Quando un anno fa la questione delle schede elettorali della Florida cominciò a trascinarsi preoccupantemente, molti dissero: ok, facciamola finita, quando l’arbitro fischia la fine il risultato è quello, anche se l’arbitro ha sbagliato e ha chiamato un fuorigico che non c’era. Molti dissero: Bush può fare il presidente, comunque, e lo faccia. Adesso negli Stati Uniti si pensa che quella incerta legittimazione giunta con tanta fatica l’anno scorso, sia stata consegnata al presidente Bush dai fatti dell’ultimo mese. Bush è stato legittimato, e dalla crisi, e dal modo di gestire la crisi.
Tra queste considerazioni è arrivata l’altroieri una nuova notizia, che ha molto a che fare con il ruolo dei media in questi tempi di unità nazionale, già assai discusso nelle ultime settimane. La notizia, diffusa da Salon su internet, è che un consorzio formato da alcune delle più importanti testate giornalistiche tra cui New York Times, Washinton Post, CNN e Wall Street Journal avrebbe deciso di rinviare la pubblicazione di una nuova ed accurata inchiesta sul voto della Florida alle presidenziali dell’anno scorso. L’inchiesta si dovrebbe basare su uno studio commissionato al National Opinion Research Center dell’università di Chicago nove mesi fa, e che sarebbe costato fino a oggi un milione di dollari. La notizia del rinvio è stata data en passant dal New York Times in un articolo più generale sulle conseguenze politiche degli attentati dell’11 settembre, in cui si sosteneva che la questione “avrebbe potuto riaccendere divisioni partigiane” e “sembra adesso del tutto irrilevante”. Al centro di ricerca era stato commissionato uno studio su tutte le 180 mila schede contestate e annullate nei seggi contesi in Florida. Una responsabile ha spiegato che i dati sarebbero stati consegnati a breve al consorzio committente, quando il NORC ha ricevuto istruzioni di trattenerli più a lungo.
Interrogati da Salon, i giornali interessati hanno fatto sapere di aver deciso il rinvio più per ragioni editoriali che politiche: non ci sarebbero adesso né le pagine né i giornalisti necessari a sfruttare a dovere una storia di questa portata. Che rischierebbe tra l’altro di essere ignorata e schiacciata, dopo essere costata tanti soldi e impegno.

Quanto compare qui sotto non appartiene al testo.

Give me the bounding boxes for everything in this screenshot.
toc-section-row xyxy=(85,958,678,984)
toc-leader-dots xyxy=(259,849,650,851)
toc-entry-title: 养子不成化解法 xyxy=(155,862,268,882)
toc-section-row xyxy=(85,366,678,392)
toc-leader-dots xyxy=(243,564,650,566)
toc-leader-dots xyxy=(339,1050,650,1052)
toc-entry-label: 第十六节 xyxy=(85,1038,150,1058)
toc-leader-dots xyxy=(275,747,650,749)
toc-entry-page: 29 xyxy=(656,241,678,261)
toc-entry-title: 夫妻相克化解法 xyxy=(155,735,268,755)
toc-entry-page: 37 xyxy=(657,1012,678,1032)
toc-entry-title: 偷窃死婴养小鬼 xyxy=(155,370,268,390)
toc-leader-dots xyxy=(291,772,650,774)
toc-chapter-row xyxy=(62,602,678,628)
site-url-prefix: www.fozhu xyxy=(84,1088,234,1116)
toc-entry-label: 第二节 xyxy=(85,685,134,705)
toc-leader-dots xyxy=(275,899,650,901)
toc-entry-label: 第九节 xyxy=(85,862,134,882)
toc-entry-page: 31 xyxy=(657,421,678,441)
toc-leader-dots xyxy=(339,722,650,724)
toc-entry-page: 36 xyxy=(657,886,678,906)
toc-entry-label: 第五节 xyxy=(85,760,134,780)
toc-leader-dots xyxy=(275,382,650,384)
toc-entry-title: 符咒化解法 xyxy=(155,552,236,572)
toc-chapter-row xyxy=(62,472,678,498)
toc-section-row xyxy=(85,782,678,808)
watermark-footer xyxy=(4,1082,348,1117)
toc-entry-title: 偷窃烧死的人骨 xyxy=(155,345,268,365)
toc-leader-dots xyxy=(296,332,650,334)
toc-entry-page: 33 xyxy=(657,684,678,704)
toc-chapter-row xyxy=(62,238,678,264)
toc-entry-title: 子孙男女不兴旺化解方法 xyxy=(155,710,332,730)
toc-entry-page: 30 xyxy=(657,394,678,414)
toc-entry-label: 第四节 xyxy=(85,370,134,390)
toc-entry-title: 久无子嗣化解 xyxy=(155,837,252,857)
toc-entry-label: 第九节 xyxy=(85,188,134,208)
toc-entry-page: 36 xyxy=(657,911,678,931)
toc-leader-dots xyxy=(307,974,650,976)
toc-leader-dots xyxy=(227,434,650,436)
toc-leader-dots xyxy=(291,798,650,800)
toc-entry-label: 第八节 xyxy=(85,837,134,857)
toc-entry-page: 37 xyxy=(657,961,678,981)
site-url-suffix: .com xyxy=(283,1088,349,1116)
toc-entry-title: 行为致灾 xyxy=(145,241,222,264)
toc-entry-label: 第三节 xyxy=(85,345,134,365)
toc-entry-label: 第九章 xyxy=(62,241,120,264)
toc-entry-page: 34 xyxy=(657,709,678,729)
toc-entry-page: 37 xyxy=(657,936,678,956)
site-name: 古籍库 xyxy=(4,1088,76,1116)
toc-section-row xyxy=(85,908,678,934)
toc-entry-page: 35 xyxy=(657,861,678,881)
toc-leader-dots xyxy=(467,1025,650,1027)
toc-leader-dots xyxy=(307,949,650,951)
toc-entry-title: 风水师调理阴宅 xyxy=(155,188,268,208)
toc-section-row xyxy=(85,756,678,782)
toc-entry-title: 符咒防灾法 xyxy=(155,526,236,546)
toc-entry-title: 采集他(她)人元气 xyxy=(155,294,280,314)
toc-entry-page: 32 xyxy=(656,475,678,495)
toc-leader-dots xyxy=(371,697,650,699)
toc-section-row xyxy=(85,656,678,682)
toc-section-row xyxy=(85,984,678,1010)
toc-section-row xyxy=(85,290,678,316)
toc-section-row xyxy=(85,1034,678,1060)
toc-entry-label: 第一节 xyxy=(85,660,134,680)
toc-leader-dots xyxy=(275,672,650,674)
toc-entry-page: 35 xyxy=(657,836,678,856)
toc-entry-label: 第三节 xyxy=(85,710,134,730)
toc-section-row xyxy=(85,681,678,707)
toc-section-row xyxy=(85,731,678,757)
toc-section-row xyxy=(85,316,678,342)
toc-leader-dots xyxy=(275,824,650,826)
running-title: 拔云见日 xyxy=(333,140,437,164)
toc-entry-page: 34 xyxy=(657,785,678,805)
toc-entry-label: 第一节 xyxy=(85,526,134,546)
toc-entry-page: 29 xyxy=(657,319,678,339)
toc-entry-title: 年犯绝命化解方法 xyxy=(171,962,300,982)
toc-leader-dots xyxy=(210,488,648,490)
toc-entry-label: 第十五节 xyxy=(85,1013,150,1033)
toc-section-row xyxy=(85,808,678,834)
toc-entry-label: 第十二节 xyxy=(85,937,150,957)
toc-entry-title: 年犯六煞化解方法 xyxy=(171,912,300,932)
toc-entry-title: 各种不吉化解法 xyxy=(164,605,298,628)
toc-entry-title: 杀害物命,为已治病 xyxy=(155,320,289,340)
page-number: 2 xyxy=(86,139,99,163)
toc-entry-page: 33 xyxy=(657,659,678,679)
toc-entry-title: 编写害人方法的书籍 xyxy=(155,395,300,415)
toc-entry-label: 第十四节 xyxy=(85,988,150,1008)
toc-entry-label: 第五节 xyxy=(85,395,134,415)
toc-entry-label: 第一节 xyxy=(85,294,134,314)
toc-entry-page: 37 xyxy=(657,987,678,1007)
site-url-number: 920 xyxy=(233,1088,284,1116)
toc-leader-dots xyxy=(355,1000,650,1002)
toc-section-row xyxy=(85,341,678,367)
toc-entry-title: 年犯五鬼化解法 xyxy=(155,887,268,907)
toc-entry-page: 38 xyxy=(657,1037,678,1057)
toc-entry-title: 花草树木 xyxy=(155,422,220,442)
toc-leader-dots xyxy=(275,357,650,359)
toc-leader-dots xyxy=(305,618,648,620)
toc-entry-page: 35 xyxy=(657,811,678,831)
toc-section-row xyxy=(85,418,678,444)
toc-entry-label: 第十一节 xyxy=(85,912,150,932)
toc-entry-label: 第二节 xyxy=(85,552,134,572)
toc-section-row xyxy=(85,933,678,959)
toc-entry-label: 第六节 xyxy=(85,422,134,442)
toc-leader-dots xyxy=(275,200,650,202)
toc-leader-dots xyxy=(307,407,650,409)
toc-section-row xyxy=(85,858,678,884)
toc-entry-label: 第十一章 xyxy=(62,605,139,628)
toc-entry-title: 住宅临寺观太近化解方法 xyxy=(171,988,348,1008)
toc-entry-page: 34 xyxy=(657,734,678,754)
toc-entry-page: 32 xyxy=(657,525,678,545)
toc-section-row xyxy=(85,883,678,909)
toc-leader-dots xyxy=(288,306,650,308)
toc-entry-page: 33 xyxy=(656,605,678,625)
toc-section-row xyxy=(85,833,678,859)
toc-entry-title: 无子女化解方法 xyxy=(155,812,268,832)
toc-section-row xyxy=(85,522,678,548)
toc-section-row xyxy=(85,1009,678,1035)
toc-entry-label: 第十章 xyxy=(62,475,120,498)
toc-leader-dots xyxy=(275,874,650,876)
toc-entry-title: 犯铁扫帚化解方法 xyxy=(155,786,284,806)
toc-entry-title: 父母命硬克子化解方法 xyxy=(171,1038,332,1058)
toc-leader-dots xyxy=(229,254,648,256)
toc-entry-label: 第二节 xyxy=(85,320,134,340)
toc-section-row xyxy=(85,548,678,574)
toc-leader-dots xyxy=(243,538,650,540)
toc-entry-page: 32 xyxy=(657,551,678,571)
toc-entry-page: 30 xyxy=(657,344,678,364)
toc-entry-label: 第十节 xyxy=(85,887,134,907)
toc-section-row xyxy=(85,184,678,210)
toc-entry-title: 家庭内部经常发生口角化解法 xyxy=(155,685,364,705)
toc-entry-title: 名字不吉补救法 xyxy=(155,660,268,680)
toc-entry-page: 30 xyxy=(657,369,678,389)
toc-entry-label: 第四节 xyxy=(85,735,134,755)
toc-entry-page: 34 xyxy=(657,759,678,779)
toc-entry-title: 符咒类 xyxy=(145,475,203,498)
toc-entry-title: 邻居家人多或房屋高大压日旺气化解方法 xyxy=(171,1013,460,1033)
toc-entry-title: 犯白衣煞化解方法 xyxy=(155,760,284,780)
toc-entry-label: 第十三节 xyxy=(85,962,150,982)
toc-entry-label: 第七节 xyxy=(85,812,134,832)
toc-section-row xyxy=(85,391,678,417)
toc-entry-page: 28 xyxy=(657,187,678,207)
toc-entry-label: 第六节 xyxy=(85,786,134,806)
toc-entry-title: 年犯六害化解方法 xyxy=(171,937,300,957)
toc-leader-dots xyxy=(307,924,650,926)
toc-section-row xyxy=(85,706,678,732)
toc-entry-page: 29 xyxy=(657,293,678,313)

Voci sul fatto che i dati darebbero torto a Bush, e per questo ci sarebbero state pressioni per non diffonderli, stanno circolando ma sembrano del tutto pretestuose: “i risultati sono segreti e noti solo al NORC”. Ma la questione sul diritto-dovere di informazione si è riaccesa. Il rischio di un imbavagliamento generale delle informazioni e delle opinioni è al centro delle discussioni soprattutto dopo il licenziamento da due quotidiani locali di due giornalisti responsabili di editoriali anti-Bush, la settimana scorsa. E non è stato gradito per niente l’invito del portavoce della Casa Bianca per cui “la gente deve stare attenta a quel che fa, e a quel che dice”. Alcuni giornalisti interpellati da Salon hanno criticato la scelta del consorzio. “In una crisi come questa, ogni notizia deve essere ben ponderata, e capisco che il risultato dell’indagine venga rinviato. Ma a un certo momento, la storia va pubblicata”, ha detto Alex Jones, ex reporter del New York Times, “e quel momento è ora”.